On my personal experience, I was showing a tiny amount of pick and initially this didn’t even seem like a problem. However, when you think about how this affects your movements, your hand will be very flat and close to the string, any sort of ulnar movement with wrist supination will crash your hand into the strings, you naturally then resort to forearm rotation as the movement seems “impossible” to perform with wrist, however it is not a wrist issue at all.
This really confounded me as I could dsx wrist fine! But unknown to me at the time that makes sense! Your pick is not in the centre of your hand, it is a good 8cm from your little finger but only 1 cm from your thumb, pronating your forearm is a totally different beast.

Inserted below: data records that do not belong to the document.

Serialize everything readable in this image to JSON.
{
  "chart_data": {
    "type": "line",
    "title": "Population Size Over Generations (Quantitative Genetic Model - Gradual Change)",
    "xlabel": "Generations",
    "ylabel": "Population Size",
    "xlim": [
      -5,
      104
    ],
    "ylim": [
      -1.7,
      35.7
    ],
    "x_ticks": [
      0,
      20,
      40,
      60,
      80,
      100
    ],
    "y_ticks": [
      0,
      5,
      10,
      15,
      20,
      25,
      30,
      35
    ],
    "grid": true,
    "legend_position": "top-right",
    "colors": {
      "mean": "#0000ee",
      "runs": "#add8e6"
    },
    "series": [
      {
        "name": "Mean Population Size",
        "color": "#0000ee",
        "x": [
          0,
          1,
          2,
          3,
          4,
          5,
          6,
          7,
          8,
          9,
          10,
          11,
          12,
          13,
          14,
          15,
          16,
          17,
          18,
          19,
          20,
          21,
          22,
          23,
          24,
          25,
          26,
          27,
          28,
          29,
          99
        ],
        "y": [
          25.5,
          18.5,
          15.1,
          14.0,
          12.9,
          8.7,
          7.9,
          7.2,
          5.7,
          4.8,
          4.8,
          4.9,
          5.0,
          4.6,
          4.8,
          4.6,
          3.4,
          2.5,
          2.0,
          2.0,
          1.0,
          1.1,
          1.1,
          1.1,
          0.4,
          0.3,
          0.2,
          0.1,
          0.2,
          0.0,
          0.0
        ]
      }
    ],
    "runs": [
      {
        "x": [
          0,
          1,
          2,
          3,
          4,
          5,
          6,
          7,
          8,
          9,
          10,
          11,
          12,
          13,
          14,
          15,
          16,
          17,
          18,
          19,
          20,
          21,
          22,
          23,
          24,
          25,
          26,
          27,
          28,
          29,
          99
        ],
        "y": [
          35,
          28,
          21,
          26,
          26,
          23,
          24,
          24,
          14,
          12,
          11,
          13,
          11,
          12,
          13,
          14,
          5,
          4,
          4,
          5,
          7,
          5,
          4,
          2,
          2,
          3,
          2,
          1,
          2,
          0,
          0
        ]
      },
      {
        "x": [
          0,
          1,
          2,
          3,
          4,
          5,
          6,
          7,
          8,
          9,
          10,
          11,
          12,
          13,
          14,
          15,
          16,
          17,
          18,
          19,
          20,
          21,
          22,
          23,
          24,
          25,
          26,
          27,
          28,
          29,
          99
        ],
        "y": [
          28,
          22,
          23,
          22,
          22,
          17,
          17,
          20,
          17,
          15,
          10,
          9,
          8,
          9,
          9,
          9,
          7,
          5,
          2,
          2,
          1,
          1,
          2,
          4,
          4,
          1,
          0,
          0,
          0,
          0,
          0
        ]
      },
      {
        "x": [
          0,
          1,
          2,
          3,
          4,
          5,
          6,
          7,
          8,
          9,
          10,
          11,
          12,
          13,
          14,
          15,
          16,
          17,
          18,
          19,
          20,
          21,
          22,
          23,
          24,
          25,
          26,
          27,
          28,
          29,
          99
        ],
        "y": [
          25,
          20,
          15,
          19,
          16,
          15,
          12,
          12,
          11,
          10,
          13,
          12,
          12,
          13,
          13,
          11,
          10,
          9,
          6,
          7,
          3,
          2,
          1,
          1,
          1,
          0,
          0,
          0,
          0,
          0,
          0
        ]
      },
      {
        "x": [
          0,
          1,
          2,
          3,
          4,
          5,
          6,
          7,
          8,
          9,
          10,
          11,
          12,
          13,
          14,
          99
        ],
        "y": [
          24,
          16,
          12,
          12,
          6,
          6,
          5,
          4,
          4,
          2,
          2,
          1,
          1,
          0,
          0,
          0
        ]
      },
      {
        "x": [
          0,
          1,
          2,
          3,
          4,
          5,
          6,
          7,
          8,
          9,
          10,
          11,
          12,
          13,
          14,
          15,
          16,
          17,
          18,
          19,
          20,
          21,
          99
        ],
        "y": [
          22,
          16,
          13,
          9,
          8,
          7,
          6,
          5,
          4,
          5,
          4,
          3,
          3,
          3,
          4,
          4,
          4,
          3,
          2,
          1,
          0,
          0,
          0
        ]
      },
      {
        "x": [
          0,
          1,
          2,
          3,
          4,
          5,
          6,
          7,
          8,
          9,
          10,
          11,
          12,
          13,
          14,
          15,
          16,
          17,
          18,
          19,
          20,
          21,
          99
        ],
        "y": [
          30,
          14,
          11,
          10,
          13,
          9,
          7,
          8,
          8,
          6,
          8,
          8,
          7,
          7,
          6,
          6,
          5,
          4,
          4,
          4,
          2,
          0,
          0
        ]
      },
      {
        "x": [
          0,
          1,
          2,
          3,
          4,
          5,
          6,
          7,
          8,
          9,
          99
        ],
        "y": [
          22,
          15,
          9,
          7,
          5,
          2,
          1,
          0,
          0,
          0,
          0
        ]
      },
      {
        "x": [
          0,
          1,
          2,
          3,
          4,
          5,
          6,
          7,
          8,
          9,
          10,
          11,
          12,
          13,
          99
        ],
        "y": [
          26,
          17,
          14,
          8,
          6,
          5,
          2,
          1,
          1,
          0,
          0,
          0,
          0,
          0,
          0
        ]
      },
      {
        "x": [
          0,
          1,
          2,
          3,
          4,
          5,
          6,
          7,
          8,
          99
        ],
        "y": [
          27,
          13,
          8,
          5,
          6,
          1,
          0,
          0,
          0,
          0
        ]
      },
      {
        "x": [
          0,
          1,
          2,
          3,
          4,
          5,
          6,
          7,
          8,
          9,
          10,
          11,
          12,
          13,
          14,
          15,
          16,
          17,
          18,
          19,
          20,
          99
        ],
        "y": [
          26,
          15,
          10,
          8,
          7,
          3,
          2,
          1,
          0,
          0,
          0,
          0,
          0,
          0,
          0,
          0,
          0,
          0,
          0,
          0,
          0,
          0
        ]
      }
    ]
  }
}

Tldr, you do need speed to test your motions as it is an acid test that the whole system is working. However you do need to be aware that the picking system is in fact linked to everything your right arm is doing. Your problem is probably something very trivial and outside the realm of what is explained fully by this site and I hope if you expand your analysis of your motion, you can find and fix this issue.
To keep it short, I completely agree with pretty much everything you’ve said, @Tbennettbristol, and I’ve been thinking the same way for quite a while now and applying those ideas to my own practice. The thing is that it’s simply not working. I’ve been at this (just practicing tremolo picking on one string on one fret) for about 7 years. Is the issue trivial? Possibly. But I can’t find it.
Sorry if you already have videos posted that I’m not referencing here, but based on what you are describing in the section above, it sounds like you’re probably putting a lot more pick on the string than necessary. That is, if you are noticing such a big a difference in picking when fret 1 is pressed versus fret 13, it probably means your pick attack is a lot deeper than it needs to be.
For those of us who have our fast motion figured out already, we can vary the pick depth quite a lot and maintain speed (certainly on a single note tremolo). At least that’s true for elbow and for forearm-wrist blend. But if you’re finding the resistance of the string to be an issue, I think one step to help you find a fast motion would be to, temporarily anyway, try using a much shallower pick attack. That reduces the feeling of resistance when picking and should make it feel more uniform re: fret 1 vs fret 13. In some of my tremolo experiments way back when, I was picking on one of the wound strings with a pick attack that didn’t even fully penetrate the midpoint of the string, the pick was only every so slightly grazing the string from one side, such that the resistance was barely any more than moving in the air.
For me, the closest way to approximate the “air only” resistance feeling is the use a shallow pick attack, a decent amount of “edge picking” (around 20 or 30 degrees), a rigid pick with a sharp tip (I like Jazz III XL). I also had fingers sliding along the guitar face to help me keep picking depth uniform. Now that I have a knack for tremolo picking, I can use pretty much any pick, and as much depth of pick attack as I would ever want (haven’t experimented with deeper than about 5mm for fast picking).
One thing that might be messing with you, especially if you are focused on trying to use a wrist-only motion, is the way the resistance of the string can change the trajectory of your motion. This is one of the reasons I think tremolo is easier to “get” with elbow or with wrist-forearm rather than wrist alone. I think elbow and wrist-forearm are more resilient against the “normal force” deflection that the pick experiences as it displaces the string.
@Frylock would you mind sharing some pics of your shallow pick depth? Maybe your view looking Down and a magnets view. When you watch Troy Grady’s videos he’s got a lot of pics sticking out of his fingers.